Specifically, those who provide financial services can benefit from implementing regtech solutions in a number of ways. For example, institutions can improve their understanding of how regulation impacts their business, support implementation and compliance, meet business demand through supplying digital-first products and services, decrease compliance and risk costs, increase organizational agility, and create better insight and oversight of compliance and risk management for customers and employees.
2018 is an important year for regtech, with a range of regulations coming into effect. The major regulations for 2018 are the Revised Payments Services Directive (PSD2), the General Data Protection Regulation (GDPR), and the second Markets in Financial Instruments Directive (MiFIDII), with PSD2 having an extended implementation schedule in the Netherlands and other EU countries.
The technology
As is the case in many industries, technology drives advances in how institutions do business, both in terms of internal and external practices. With regtech, we see that AI and ML are major technologies changing the way institutions tackle compliance and risk and analyse data, even though they are currently being developed to find the best and most efficient uses in regtech.
Although AI has been around for an extended period of time, it has primarily been used for non-governance risk and compliance (GRC) applications. However, its current use is being expanded to cover GRC processes, making them more sophisticated. Specifically, it is used in the analysis of regulations, pattern recognition, communications monitoring, and capturing information.

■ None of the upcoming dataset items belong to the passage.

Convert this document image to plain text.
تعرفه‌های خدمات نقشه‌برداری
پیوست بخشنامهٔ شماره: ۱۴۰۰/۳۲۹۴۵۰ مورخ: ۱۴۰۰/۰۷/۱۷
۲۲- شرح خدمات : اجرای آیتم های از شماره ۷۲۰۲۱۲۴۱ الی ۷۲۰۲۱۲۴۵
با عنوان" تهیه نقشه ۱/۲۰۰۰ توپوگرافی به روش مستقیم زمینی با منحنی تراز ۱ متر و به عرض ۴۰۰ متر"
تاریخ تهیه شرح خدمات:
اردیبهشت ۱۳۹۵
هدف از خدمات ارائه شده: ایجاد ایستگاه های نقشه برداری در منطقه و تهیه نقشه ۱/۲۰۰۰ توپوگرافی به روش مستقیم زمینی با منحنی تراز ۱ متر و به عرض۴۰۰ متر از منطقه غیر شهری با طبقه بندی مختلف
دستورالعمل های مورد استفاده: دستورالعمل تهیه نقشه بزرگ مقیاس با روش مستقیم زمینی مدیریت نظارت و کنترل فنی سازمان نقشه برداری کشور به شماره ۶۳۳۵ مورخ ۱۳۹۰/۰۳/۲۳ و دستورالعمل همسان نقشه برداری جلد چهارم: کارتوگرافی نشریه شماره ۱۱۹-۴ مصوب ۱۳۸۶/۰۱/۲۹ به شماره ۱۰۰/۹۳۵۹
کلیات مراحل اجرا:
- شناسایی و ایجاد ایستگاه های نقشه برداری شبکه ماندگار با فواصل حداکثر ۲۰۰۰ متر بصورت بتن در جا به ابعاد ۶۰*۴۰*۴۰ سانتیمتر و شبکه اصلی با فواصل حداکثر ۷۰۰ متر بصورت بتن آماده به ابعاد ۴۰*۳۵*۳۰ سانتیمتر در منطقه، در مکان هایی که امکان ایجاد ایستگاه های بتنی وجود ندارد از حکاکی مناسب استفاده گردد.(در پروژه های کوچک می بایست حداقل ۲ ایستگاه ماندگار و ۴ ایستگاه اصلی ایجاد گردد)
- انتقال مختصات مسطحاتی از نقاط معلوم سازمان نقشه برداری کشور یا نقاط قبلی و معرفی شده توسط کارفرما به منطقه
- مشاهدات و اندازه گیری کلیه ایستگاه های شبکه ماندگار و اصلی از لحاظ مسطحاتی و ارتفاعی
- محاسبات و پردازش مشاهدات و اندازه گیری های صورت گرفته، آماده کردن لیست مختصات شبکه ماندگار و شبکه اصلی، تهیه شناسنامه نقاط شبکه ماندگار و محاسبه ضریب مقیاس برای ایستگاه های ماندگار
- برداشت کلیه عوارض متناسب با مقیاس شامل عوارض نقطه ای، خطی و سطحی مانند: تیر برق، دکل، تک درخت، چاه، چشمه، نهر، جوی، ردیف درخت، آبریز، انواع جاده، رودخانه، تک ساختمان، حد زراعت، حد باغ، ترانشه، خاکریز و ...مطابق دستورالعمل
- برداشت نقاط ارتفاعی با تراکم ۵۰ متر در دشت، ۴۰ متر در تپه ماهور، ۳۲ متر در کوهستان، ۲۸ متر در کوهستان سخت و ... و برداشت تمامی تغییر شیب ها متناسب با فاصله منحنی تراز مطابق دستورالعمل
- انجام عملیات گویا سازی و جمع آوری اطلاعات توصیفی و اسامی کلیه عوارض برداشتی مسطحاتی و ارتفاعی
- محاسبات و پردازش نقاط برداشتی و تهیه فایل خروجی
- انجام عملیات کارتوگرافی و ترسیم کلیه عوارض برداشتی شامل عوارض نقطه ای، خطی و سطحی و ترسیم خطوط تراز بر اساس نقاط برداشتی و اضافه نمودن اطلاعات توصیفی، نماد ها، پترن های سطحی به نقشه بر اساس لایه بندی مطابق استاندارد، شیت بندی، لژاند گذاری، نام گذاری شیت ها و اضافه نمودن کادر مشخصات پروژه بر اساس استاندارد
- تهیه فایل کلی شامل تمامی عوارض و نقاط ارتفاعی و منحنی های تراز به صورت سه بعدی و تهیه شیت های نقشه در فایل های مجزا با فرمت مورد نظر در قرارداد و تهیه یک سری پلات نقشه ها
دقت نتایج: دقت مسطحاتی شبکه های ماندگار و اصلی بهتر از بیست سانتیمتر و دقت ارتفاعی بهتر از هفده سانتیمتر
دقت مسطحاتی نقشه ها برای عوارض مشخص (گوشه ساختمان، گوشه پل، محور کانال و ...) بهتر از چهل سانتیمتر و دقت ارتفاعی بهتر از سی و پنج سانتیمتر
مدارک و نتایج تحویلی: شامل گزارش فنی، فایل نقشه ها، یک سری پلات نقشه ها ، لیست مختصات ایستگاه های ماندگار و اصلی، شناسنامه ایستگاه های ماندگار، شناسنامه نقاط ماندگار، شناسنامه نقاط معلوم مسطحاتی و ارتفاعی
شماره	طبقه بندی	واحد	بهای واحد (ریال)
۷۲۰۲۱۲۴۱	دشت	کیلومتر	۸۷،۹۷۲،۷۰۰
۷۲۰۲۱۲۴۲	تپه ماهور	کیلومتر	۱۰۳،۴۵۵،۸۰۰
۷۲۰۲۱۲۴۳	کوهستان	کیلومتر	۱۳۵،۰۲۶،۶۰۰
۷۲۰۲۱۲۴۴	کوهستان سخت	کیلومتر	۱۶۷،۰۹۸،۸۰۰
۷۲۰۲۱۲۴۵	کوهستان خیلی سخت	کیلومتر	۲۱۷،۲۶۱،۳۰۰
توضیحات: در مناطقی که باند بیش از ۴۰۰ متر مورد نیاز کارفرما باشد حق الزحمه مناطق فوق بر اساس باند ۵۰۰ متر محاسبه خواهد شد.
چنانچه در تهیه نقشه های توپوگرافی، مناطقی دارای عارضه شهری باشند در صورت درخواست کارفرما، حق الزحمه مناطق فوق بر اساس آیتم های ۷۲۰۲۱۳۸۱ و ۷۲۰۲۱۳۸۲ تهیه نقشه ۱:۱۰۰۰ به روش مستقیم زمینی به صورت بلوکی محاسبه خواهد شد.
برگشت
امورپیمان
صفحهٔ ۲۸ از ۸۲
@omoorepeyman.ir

While improved use of analytic tools will make use of available big data, there is much potential for the use of Machine Learning (ML) to enhance the use of AI in regtech. Although these systems are being developed, large scale deployment and integration is still to come.
While young, regtech is becoming a key aera
As the regulatory landscape becomes growingly complex, stakeholders will have to leverage technology to maintain order within such a dynamic ecosystem. The marks of previous financial crisis, compliance costs, and innovation issues motivate the development of a regulatory systems placing as much as possible human out of the equation and modelling a common language within the regulatory environment.